Sabine gets close to the bed, and then stops, closes her eyes, and appears to concentrate.

Jack looks at her soft little face and marvels at her. Her eyes move under her eyelids, and she begins to stiffen like she did in the accident.

He wants to put his arm around her, but doesn’t want to disrupt her focus. He checks on Maya. She’s not moving. Her heart monitor is beeping at the same pace. Nothing’s happening. Jack feels like an idiot for buying into the rich fantasy world of a child.

Sabine opens her eyes. “Okay.”

Jack sits on the floor in front of her. “Okay? Okay what?”

“She can do it now. Maybe she can do it by herself. You have to practice.”

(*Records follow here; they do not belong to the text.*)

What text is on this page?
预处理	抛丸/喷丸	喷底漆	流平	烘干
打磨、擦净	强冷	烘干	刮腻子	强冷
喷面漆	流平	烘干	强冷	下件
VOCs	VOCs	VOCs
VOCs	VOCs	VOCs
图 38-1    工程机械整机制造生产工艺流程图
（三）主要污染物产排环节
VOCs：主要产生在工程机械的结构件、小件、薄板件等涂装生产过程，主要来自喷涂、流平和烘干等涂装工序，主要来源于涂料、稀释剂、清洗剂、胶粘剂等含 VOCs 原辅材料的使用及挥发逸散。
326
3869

“That’s true, practice is good. But, if she can hide from the pain now, shouldn’t she be waking up?”

“Maybe she’s still tired.”

Jack stands and holds his hand out for Sabine. “Let’s leave her be.” They turn to walk out.

Before they reach the door, Jack notices the heart-monitor beeps are speeding up. He stops and looks back at Maya. Then, something grabs Jack and draws him closer to her, as if by a magnet, his socks sliding across the floor—just a few inches, but no less astonishing.

Maya opens her eyes wide and gasps. She bolts up with a start.